I guess I'm not spun up about the determinism because I've been working at the "treat it like a person" level more than the "treat it like a compiler" level.

To me, it's really like an engineer who knows the docs and had a good memory rather than infallable code generator.

I work at a small company, so we don't have tons of processes in place, but I imagine that if you already had huge "standards" docs that engineers need to follow, then giving the LLM those standards would make things even better.

The thing is you can quickly teach a Junior how to respect a specification contract, so that with very minimal oversight, you get the wanted implementation. And after a few years (or months), the communication overhead get shorter. What would have been multiple rounds of meetings and review sessions are a short email and one or two demos.
What I've been learning as a 20% "harness engineer" is that in order to get the models to "learn" you need to add both documentation and static checks, as well as often custom skills. My main project at work has issues where the AI will often get super confused and step on itself trying to run tests - so the answer is writing better docs (AGENTS.md) and providing deterministic tools to work with the projects.

Large software projects (I'm thinking google3) often have large amounts of both of those things, as they're always getting new developers joining.

If it's not deterministic you can never fully trust it. In a deterministic abstraction I don't need to audit the lower levels.
Who said you need to trust it? Reviewing code is still way faster than writing code.
> Reviewing code is still way faster than writing code.

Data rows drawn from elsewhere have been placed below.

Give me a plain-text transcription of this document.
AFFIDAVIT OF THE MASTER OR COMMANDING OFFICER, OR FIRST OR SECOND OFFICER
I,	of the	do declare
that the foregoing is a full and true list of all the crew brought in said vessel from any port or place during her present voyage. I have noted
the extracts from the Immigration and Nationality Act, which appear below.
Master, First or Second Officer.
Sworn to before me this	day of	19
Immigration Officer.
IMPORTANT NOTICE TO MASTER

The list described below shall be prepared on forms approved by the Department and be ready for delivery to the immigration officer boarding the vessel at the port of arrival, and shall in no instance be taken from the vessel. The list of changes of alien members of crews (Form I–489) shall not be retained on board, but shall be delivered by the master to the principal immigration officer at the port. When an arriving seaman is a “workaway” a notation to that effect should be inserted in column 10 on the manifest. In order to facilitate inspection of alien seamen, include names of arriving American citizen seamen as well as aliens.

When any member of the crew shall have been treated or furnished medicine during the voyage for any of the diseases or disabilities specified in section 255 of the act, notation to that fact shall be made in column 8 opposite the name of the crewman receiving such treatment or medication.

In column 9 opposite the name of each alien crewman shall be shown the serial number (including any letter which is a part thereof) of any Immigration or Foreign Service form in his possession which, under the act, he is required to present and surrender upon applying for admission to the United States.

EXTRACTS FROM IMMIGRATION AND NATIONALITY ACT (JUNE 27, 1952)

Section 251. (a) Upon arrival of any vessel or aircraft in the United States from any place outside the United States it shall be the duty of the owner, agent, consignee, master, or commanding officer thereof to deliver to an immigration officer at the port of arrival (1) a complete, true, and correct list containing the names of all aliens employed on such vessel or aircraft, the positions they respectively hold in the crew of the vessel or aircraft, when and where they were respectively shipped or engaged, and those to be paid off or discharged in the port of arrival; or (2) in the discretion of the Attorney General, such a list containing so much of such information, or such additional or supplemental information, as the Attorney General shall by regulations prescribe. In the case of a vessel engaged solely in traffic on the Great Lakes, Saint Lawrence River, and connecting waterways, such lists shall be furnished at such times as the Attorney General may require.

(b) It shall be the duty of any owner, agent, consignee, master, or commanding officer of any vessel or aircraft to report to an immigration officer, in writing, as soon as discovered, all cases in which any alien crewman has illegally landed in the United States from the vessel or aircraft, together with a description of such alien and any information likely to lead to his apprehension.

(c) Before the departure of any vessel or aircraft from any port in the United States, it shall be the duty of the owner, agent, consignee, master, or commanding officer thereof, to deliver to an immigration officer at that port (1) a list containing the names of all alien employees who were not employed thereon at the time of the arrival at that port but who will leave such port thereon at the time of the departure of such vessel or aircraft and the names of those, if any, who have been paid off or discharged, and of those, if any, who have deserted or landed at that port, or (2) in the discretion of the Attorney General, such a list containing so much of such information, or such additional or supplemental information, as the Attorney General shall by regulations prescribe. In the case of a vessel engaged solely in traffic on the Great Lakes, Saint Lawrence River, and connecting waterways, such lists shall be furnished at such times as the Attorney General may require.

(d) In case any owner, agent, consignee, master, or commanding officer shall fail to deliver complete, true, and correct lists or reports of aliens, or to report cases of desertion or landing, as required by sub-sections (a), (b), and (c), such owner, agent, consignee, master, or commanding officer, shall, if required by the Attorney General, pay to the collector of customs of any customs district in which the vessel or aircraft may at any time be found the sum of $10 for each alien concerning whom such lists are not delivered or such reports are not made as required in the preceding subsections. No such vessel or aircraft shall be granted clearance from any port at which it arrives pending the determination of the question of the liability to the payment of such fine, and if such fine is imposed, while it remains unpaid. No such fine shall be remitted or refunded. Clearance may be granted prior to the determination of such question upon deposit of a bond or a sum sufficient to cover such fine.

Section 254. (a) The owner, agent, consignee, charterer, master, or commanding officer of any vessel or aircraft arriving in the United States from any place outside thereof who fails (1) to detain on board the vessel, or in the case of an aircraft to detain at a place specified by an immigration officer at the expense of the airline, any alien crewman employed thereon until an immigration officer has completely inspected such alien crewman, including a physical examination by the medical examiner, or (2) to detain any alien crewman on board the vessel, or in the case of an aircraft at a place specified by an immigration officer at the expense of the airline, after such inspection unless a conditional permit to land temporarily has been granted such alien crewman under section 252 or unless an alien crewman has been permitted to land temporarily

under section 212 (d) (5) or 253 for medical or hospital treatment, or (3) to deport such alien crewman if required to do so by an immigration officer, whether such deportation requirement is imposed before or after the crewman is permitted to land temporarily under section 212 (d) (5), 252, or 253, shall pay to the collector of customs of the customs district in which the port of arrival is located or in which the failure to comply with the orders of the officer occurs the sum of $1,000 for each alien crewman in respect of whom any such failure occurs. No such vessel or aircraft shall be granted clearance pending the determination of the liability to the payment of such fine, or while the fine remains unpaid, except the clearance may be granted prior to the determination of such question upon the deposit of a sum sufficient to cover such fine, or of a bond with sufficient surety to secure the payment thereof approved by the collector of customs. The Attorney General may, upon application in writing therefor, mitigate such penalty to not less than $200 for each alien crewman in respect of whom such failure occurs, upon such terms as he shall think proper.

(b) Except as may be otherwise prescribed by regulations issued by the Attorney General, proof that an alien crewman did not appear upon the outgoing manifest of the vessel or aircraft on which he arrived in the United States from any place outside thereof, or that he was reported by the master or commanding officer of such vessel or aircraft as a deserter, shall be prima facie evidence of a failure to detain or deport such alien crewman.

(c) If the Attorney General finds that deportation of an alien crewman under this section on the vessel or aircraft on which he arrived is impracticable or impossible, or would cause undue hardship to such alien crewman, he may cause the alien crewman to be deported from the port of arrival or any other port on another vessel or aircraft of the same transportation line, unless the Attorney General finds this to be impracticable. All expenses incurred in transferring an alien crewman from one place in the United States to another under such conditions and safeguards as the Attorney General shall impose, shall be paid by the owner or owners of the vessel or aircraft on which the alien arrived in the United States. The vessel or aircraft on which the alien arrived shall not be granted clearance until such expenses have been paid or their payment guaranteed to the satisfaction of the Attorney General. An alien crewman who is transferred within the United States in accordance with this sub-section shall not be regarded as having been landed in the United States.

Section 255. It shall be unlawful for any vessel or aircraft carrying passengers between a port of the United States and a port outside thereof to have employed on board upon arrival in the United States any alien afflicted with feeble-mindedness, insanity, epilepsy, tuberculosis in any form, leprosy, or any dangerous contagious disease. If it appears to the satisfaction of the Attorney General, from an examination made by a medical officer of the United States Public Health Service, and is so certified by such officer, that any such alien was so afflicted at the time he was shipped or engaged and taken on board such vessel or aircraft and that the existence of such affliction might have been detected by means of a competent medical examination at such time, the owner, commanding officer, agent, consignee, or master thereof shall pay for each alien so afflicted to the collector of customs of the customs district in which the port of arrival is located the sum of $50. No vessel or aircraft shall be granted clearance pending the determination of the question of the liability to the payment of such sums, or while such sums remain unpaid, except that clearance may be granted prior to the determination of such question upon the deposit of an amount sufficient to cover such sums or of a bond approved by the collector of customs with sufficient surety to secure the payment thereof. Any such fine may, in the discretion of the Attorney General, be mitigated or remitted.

Writing code results in a much better understanding of the code than reviewing it

In fact I would say that in large complex codebases, in order to develop the same understanding of what the code is doing might actually take longer than writing it from scratch would have

But it's written to your spec; there should be no surprises!
That's the fun part! The surprise is that it's actually not written to your spec at all! It just kinda smells similar to your spec
You fully trust your coworkers?
If you don't, you may want to find a different company to work for.
this is the way LLMs _should_ be used, as an assistant to create reliable, deterministic code. and honestly, they're fantastic when used this way. build the thing you need with the LLM, then put the LLM away.

but in practice, the current obsession with agents means people are creating applications that depend entirely on sending requests to LLMs for their core functionality. which means abandoning the whole idea of deterministic software in favor of just praying that all of the prompts you put around those API requests will lead to the right result.

try distributing this spec amongst your team members, ask each of them to drive it to completion. no follow up edits. deploy to individual environments and then run a rigorous test suite against all of the deployments. see if all of them behave the same way.
They won't. So what? This is not how specs are used, no one is saying that they are a replacement for source code.
Exactly, the argument makes sense if its about inference at runtime

But that's not the case here

how do you know the artifact is correct?